Nathan Stubbs over at the Independent blog has a brief article announcing that LUS Fiber is now officially offering a 100 Mbps residential tier. That makes Lafayette one of the very few places in this country where homes can easily and relatively affordably buy a 100 Mbps of connectivity.
It’s not entirely clear why LUS has decided to offer this service at this time. Huval points to demand; apparently regular folks are asking for a speed that LUS thought only businesses would desire:
He adds LUS Fiber continues to be pleasantly surprised by the higher levels of service being sought by the average residential and commercial customers. “The level of service [being sold] is higher than we expected,” he says, “which is very positive.”

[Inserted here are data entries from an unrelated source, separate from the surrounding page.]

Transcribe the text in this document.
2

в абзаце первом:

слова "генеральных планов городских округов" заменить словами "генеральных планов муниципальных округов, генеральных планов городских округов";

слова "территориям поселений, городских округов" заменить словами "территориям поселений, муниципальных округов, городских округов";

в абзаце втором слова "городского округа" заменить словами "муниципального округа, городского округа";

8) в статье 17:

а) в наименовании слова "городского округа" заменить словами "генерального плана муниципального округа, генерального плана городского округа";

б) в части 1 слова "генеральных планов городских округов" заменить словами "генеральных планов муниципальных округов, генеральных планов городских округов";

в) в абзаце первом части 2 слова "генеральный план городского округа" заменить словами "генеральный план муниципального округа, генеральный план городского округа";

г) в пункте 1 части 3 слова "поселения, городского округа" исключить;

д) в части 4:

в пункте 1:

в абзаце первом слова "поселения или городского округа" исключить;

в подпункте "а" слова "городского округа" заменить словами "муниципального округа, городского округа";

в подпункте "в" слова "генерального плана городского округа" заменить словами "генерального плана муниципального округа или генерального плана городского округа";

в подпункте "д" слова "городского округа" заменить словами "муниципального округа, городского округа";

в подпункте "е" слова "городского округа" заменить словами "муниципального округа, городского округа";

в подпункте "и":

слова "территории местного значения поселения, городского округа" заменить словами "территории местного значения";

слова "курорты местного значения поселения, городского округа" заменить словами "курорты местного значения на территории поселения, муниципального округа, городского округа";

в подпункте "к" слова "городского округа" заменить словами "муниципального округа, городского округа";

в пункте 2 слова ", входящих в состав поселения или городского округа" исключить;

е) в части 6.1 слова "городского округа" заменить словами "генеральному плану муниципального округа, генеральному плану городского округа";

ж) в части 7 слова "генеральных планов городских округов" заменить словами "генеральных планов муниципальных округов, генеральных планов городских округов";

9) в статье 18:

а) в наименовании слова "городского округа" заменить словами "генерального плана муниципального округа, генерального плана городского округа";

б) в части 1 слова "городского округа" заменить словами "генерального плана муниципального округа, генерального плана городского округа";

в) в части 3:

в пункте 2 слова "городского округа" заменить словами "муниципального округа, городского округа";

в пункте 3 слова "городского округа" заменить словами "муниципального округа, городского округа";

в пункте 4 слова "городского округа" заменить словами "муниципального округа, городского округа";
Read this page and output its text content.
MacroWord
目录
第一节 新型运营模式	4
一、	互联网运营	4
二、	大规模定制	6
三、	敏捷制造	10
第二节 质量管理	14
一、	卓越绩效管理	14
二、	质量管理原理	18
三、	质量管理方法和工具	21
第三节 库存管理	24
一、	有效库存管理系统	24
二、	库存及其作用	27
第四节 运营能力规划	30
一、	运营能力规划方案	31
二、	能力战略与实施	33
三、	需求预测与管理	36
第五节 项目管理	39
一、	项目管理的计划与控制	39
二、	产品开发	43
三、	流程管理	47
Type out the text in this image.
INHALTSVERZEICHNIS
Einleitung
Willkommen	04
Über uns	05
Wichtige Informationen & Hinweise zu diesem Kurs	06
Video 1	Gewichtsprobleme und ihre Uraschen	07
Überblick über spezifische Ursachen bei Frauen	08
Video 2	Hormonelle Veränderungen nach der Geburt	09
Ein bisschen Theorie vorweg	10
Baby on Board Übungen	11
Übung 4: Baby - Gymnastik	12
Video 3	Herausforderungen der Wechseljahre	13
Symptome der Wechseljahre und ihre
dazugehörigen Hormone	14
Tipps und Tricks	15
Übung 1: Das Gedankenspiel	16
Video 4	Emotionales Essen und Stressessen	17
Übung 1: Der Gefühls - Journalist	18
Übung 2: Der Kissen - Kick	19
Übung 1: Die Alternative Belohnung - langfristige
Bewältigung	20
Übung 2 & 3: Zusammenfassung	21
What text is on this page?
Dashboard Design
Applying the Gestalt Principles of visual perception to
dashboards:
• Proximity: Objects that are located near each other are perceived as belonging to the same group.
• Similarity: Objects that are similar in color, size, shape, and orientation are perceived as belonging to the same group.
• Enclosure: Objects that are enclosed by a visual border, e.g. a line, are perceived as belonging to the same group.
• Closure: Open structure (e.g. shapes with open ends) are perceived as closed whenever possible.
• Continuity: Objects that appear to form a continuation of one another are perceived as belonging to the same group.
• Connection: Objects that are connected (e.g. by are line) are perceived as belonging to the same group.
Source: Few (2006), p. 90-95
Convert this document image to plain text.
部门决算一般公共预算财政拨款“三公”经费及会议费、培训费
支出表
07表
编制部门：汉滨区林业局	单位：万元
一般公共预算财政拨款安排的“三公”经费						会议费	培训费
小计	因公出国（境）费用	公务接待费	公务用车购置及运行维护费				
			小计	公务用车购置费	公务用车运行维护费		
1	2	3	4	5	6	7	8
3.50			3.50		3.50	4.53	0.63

The utility was already offering a commercial tier at the 100 Mbps speed for $199.95 a month. Huval has long said that any resident that wanted to pay for the commercial version was free to order it up so it is a little unclear as to just what is new about this explicitly residential service offering. (The LUS Fiber residential internet page has not yet been updated to reflect this change.) Unlike the 10 and 50 Mbps residential offerings the new 100 Mbps residential tier it is not cheaper than the corresponding business ones. The other residential tiers are cheaper than their corresponding business tiers by 45-48%. Nor, according to Huval’s remarks in the comments is the monthly usage cap any different—in both the residential and the commercial versions of the 100 meg package is capped at 8 terabits. (Note: that’d be about 1 terabyte of hard disk storage.) The idea behind the higher prices for businesses is that they use much more bandwidth than households—and LUS pays for its connectivity by capacity.
Another possible reason to formalize a 100 Mbps tier right now is that Chattanooga’s still-building municipal fiber-optic utility recently announced a 1 Gbps option on its system. Chattanooga’s Gig is expensive for a regular consumer at $399 a month. In general, while Chattanooga has offered higher speeds, their pricing schedule has been more expensive than LUS’. That relationship no longer holds with LUS pricing its residential 100 Mbps package at the same cost as its commercial one—LUS’ price is 200 dollars a month while Chattanooga’s is a 14o…
It sounds a bit as if this new residential tier hasn’t been completely thought out. I’ll not be surprised if revisions that bring it more into align with other residential packages don’t appear.